Deux projets de loi, approuvés lundi par la commission des règles de la Chambre, visent à modifier en profondeur le système judiciaire et les pratiques policières du District de Columbia. L’un d’eux rétablirait la caution en espèces pour les personnes accusées en attente de procès, une pratique abolie à Washington en 1992. L’autre annulerait certaines dispositions de la loi sur la réforme de la police, notamment en ce qui concerne la discipline des agents et l’accès aux images de leurs caméras-pièces.

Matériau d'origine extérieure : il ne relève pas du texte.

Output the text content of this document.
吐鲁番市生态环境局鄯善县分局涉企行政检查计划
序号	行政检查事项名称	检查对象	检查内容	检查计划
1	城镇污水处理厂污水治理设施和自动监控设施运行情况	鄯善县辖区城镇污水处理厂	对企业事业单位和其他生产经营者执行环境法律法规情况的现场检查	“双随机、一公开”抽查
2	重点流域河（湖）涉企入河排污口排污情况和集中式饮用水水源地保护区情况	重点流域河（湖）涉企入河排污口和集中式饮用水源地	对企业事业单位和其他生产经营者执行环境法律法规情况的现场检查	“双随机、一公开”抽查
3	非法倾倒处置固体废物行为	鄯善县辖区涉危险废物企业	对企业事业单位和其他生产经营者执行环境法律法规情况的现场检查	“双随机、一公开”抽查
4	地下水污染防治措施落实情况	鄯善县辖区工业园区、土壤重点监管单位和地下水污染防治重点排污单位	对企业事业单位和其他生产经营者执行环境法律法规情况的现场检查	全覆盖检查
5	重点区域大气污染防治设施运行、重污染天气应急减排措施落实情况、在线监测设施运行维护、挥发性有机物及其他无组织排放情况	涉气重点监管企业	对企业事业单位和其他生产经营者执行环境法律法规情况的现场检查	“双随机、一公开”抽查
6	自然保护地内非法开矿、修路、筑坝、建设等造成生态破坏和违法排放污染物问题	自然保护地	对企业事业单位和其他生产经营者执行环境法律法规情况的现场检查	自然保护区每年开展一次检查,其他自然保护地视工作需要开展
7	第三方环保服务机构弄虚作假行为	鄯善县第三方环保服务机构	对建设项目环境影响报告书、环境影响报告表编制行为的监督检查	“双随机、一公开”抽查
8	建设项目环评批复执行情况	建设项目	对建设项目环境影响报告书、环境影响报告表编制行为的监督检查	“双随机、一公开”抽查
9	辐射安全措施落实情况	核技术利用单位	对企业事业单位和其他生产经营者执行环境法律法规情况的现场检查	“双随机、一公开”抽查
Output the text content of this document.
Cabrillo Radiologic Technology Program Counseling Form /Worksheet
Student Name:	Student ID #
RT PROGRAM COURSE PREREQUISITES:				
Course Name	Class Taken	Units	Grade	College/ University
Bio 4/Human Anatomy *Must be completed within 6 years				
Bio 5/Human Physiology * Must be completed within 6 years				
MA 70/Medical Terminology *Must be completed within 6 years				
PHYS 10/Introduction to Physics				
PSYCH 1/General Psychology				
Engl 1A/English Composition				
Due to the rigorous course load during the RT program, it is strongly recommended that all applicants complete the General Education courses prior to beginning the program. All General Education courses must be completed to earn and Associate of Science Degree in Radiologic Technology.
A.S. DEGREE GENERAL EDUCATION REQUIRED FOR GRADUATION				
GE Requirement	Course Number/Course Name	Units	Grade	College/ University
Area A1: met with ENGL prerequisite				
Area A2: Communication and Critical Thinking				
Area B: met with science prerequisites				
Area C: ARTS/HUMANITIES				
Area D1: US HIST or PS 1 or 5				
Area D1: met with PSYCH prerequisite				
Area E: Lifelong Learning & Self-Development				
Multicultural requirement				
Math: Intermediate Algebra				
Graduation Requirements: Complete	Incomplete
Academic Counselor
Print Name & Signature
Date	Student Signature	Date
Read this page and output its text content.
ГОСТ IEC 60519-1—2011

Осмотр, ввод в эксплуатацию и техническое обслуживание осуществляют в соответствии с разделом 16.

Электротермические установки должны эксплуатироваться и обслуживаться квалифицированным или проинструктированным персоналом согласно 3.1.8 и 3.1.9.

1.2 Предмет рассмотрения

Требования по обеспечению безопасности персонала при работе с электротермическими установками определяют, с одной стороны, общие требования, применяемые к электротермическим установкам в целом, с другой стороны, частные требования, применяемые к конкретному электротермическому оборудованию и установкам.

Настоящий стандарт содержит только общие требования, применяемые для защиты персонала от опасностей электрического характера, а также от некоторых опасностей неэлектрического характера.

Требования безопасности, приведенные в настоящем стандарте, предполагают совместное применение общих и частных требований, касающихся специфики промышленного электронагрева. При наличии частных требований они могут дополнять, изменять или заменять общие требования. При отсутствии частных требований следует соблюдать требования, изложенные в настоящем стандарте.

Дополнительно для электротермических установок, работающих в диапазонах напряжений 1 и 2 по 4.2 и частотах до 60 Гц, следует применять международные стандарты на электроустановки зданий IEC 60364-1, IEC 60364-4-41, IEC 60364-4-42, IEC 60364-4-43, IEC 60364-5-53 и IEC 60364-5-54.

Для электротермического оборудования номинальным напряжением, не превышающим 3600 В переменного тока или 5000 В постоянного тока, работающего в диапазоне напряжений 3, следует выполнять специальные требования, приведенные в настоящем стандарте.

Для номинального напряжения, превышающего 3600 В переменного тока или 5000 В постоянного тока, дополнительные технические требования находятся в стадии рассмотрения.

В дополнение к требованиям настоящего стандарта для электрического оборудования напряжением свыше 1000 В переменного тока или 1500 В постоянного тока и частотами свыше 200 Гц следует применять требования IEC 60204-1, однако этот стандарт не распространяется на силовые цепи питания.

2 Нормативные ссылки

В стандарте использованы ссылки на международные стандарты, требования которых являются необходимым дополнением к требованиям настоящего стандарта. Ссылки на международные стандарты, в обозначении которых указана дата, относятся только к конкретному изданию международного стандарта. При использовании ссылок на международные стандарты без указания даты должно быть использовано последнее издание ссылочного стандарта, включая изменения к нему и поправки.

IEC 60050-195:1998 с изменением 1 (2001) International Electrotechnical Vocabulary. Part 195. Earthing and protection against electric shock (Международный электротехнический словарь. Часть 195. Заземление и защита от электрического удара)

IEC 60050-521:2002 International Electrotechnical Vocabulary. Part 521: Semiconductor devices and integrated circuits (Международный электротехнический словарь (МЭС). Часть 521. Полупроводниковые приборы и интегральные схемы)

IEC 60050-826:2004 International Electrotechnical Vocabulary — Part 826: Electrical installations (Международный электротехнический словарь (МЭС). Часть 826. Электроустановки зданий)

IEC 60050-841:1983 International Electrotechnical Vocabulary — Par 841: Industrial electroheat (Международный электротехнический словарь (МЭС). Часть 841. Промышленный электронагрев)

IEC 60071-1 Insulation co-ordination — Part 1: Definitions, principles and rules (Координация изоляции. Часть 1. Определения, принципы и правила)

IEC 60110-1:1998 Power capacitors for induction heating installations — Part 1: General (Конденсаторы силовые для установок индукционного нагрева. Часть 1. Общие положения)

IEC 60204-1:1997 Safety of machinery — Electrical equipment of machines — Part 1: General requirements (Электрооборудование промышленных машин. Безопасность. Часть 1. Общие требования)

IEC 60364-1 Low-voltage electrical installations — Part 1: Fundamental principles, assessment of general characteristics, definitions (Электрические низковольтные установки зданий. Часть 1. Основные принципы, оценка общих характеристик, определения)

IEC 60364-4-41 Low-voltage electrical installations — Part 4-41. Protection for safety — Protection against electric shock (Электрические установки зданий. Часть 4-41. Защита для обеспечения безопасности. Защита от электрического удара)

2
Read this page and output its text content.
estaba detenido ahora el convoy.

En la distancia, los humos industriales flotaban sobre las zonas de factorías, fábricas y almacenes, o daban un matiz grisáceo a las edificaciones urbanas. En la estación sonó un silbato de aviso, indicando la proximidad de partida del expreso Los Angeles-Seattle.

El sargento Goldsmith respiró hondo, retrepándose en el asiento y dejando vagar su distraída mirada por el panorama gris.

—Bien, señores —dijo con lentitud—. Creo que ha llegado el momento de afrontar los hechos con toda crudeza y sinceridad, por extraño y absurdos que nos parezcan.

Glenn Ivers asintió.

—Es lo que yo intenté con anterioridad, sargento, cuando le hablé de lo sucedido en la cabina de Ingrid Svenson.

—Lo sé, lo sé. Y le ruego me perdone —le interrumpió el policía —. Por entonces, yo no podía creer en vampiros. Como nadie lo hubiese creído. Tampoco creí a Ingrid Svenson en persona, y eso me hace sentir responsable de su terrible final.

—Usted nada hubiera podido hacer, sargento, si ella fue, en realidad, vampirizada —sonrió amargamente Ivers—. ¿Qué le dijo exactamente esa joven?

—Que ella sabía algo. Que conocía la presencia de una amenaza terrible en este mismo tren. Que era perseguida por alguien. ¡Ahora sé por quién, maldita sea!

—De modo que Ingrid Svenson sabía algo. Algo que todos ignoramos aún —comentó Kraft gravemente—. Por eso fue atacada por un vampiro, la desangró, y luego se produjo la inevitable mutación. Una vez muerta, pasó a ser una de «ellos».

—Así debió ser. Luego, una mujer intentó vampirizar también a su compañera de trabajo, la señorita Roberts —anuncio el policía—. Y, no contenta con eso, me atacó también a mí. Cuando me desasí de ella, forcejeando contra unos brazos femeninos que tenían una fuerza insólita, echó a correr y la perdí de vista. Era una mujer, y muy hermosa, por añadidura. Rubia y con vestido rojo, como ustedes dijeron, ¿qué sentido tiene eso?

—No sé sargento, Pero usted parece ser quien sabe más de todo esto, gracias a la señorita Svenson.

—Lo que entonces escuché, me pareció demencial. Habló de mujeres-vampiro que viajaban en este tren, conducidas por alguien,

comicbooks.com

La maire Muriel Bowser, le président du conseil de D.C. Phil Mendelson et le procureur général Brian Schwalb ont réagi vivement à ces initiatives, dénonçant une ingérence fédérale inacceptable. Dans un communiqué commun, ils ont déclaré : « Ces projets de loi constituent un affront à l’autonomie locale et aux principes de démocratie et d’autonomie locale sur lesquels ce pays a été fondé. » Ils soulignent que les plus de 700 000 habitants du District, contribuant par leurs impôts et participant à la défense du pays, méritent le même droit que tous les Américains à élire des représentants locaux capables de définir les politiques qui les concernent.
« Nous exhortons les membres du Congrès à rejeter cette ingérence fédérale sans précédent et à voter contre ces projets de loi », ont-ils ajouté.
Ces projets de loi pourraient être soumis au vote de l’ensemble de la Chambre des représentants dès cette semaine. L’ancien président Donald Trump avait déjà exprimé son souhait de voir une interdiction nationale de la caution sans espèces.